M. le président. La parole est à M. le président de la commission spéciale.
M. Alain Milon, président de la commission spéciale. Je rappelle que, depuis que les lois de bioéthique existent, lorsque les couples ont recours à une AMP, un dialogue s’instaure avec les membres de l’équipe, qui leur expliquent qu’ils peuvent avoir recours à l’adoption.
On estime désormais que ce n’est plus la peine de le leur expliquer, mais on leur donne un dossier dans lequel il est noté qu’ils peuvent s’orienter vers l’adoption. Cela peut être perturbant pour certains couples. C’est pourquoi la commission a simplement proposé de revenir au dispositif préexistant.
M. le président. Je suis saisi de trois amendements faisant l’objet d’une discussion commune.
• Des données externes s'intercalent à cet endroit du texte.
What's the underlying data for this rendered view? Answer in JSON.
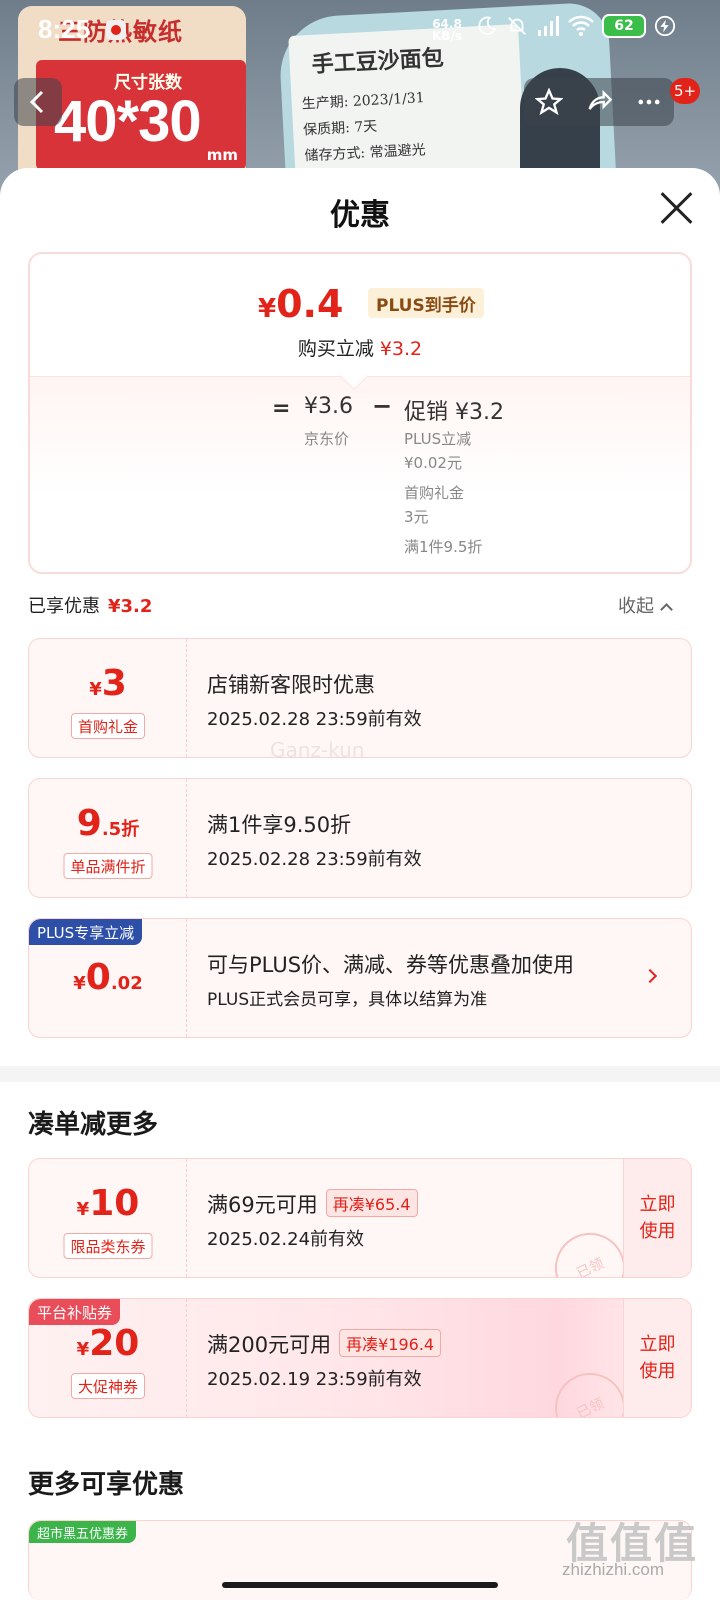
{
  "background": {
    "label_top_text": "三防热敏纸",
    "size_label": "尺寸张数",
    "size_value": "40*30",
    "size_unit": "mm",
    "roll_title": "手工豆沙面包",
    "roll_rows": [
      "生产期:  2023/1/31",
      "保质期:  7天",
      "储存方式:  常温避光"
    ],
    "badge": "5+"
  },
  "status_bar": {
    "time": "8:25",
    "net_speed": "64.8",
    "net_unit": "KB/s",
    "battery": "62"
  },
  "sheet": {
    "title": "优惠",
    "price_card": {
      "currency": "¥",
      "final_price": "0.4",
      "plus_tag": "PLUS到手价",
      "buy_reduce_label": "购买立减",
      "buy_reduce_value": "¥3.2",
      "eq": "=",
      "jd_price": "¥3.6",
      "jd_label": "京东价",
      "minus": "−",
      "promo": "促销 ¥3.2",
      "details": [
        "PLUS立减",
        "¥0.02元",
        "首购礼金",
        "3元",
        "满1件9.5折"
      ]
    },
    "enjoyed": {
      "label": "已享优惠",
      "value": "¥3.2",
      "collapse": "收起"
    },
    "watermark_text": "Ganz-kun",
    "enjoyed_coupons": [
      {
        "cur": "¥",
        "big": "3",
        "small": "",
        "tag": "首购礼金",
        "title": "店铺新客限时优惠",
        "sub": "2025.02.28 23:59前有效"
      },
      {
        "cur": "",
        "big": "9",
        "small": ".5折",
        "tag": "单品满件折",
        "title": "满1件享9.50折",
        "sub": "2025.02.28 23:59前有效"
      },
      {
        "cur": "¥",
        "big": "0",
        "small": ".02",
        "corner": "PLUS专享立减",
        "title": "可与PLUS价、满减、券等优惠叠加使用",
        "sub": "PLUS正式会员可享，具体以结算为准"
      }
    ],
    "section_more": "凑单减更多",
    "more_coupons": [
      {
        "cur": "¥",
        "big": "10",
        "tag": "限品类东券",
        "title": "满69元可用",
        "need": "再凑¥65.4",
        "sub": "2025.02.24前有效",
        "button": "立即\n使用",
        "stamp": "已领"
      },
      {
        "cur": "¥",
        "big": "20",
        "tag": "大促神券",
        "corner": "平台补贴券",
        "title": "满200元可用",
        "need": "再凑¥196.4",
        "sub": "2025.02.19 23:59前有效",
        "button": "立即\n使用",
        "stamp": "已领"
      }
    ],
    "section_extra": "更多可享优惠",
    "extra_corner": "超市黑五优惠券"
  },
  "site_watermark": "值值值",
  "site_url": "zhizhizhi.com",
  "colors": {
    "accent_red": "#e2231a",
    "plus_blue": "#2d4fa8",
    "platform_red": "#e94d5a",
    "super_green": "#3bb54a"
  }
}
L’amendement n° 192, présenté par Mmes Assassi, Cohen, Apourceau-Poly et Benbassa, M. Bocquet, Mmes Brulin et Cukierman, MM. Gay et Gontard, Mme Gréaume, MM. P. Laurent et Ouzoulias, Mme Prunaud, M. Savoldelli et Mme Lienemann, est ainsi libellé :
Alinéa 38
1° Supprimer les mots :
, psychologique et, en tant que de besoin, sociale,
2° Compléter cet alinéa par une phrase ainsi rédigée :
Cette évaluation ne peut conduire à débouter le couple ou la femme non mariée en raison de son orientation sexuelle, de son statut marital ou de son identité de genre ;
La parole est à Mme Laurence Cohen.
Mme Laurence Cohen. Cet amendement vise à supprimer un ajout de la commission en vue de l’évaluation psychologique et sociale du couple ou de la femme s’apprêtant à avoir recours à une AMP, mesure qui figurait dans le projet de loi initial avant d’être supprimée lors de son examen à l’Assemblée nationale.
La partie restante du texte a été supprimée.